The changes in evoked potentials following median and tibial nerve stimulation in nine patients with clinically defined Friedreich's ataxia are reported and discussed. The response originating in the brachial plexus (Erb's point potential) was absent or reduced in amplitude with no prolongation of peak latency, and the response generated in the cauda equina (N18) was absent in all cases. Conduction time from the brachial plexus to cervical spine and medulla oblongata was normal, whereas the central conduction time (N13a/N20, N13b/N20) was delayed. There was moderate to marked attenuation of the primary cortical response to median nerve stimulation. In one patient N20 disappeared during the course of the disease as opposed to the persisting subsequent negative wave, the latter thus simulating a very marked delay in the primary cortical response. Accordingly the cortical response to tibial nerve stimulation, which was only present in two patients and was markedly delayed, might represent a later potential with the primary response absent. The findings are consistent with neuropathological descriptions of a dying back neuropathy with primary axonal degeneration concerning the 1st order sensory neuron. In addition there is evidence either of delayed conduction in 2nd and 3rd order sensory neurones or of abnormal synaptic transmission.

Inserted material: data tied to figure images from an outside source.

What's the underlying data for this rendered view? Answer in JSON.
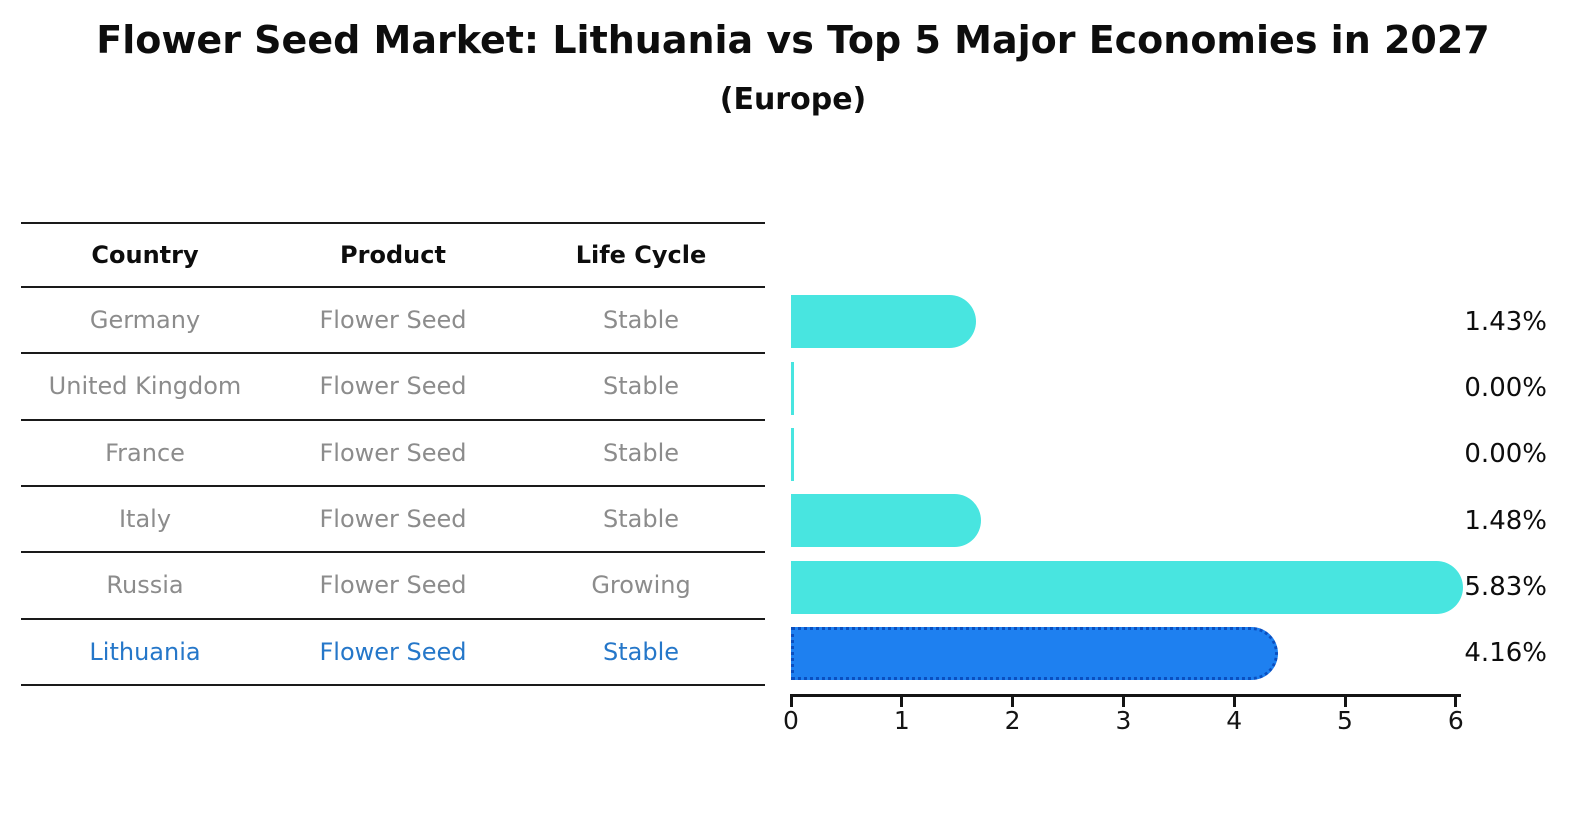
{
  "title": "Flower Seed Market: Lithuania vs Top 5 Major Economies in 2027",
  "subtitle": "(Europe)",
  "table": {
    "headers": [
      "Country",
      "Product",
      "Life Cycle"
    ],
    "rows": [
      {
        "country": "Germany",
        "product": "Flower Seed",
        "life_cycle": "Stable",
        "highlight": false
      },
      {
        "country": "United Kingdom",
        "product": "Flower Seed",
        "life_cycle": "Stable",
        "highlight": false
      },
      {
        "country": "France",
        "product": "Flower Seed",
        "life_cycle": "Stable",
        "highlight": false
      },
      {
        "country": "Italy",
        "product": "Flower Seed",
        "life_cycle": "Stable",
        "highlight": false
      },
      {
        "country": "Russia",
        "product": "Flower Seed",
        "life_cycle": "Growing",
        "highlight": false
      },
      {
        "country": "Lithuania",
        "product": "Flower Seed",
        "life_cycle": "Stable",
        "highlight": true
      }
    ]
  },
  "chart_data": {
    "type": "bar",
    "orientation": "horizontal",
    "title": "Flower Seed Market: Lithuania vs Top 5 Major Economies in 2027",
    "subtitle": "(Europe)",
    "categories": [
      "Germany",
      "United Kingdom",
      "France",
      "Italy",
      "Russia",
      "Lithuania"
    ],
    "values": [
      1.43,
      0.0,
      0.0,
      1.48,
      5.83,
      4.16
    ],
    "value_labels": [
      "1.43%",
      "0.00%",
      "0.00%",
      "1.48%",
      "5.83%",
      "4.16%"
    ],
    "x_ticks": [
      0,
      1,
      2,
      3,
      4,
      5,
      6
    ],
    "xlim": [
      0,
      6
    ],
    "grid": false,
    "legend": "none",
    "highlight_index": 5
  },
  "colors": {
    "bar_cyan": "#48E5E0",
    "bar_blue": "#1E80F0",
    "bar_blue_border": "#0A4FC0",
    "highlight_text": "#2577C9",
    "text_muted": "#8c8c8c",
    "text_dark": "#0d0d0d"
  }
}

报告并讨论了9例临床确诊为弗里德赖希共济失调患者在正中神经和胫神经刺激后诱发电位的变化。起源于臂丛神经的反应(厄布点电位)缺失或波幅降低,峰潜伏期无延长,且在所有病例中马尾神经产生的反应(N18)均缺失。从臂丛神经到颈椎和延髓的传导时间正常,而中枢传导时间(N13a/N20、N13b/N20)延迟。对正中神经刺激的初级皮质反应有中度至明显衰减。在1例患者中,疾病过程中N20消失,而随后的负波持续存在,因此后者模拟了初级皮质反应的非常明显延迟。相应地,对胫神经刺激的皮质反应仅在2例患者中出现且明显延迟,可能代表初级反应缺失的较晚电位。这些发现与关于一级感觉神经元原发性轴突变性的逆行性神经病的神经病理学描述一致。此外,有证据表明二级和三级感觉神经元传导延迟或突触传递异常。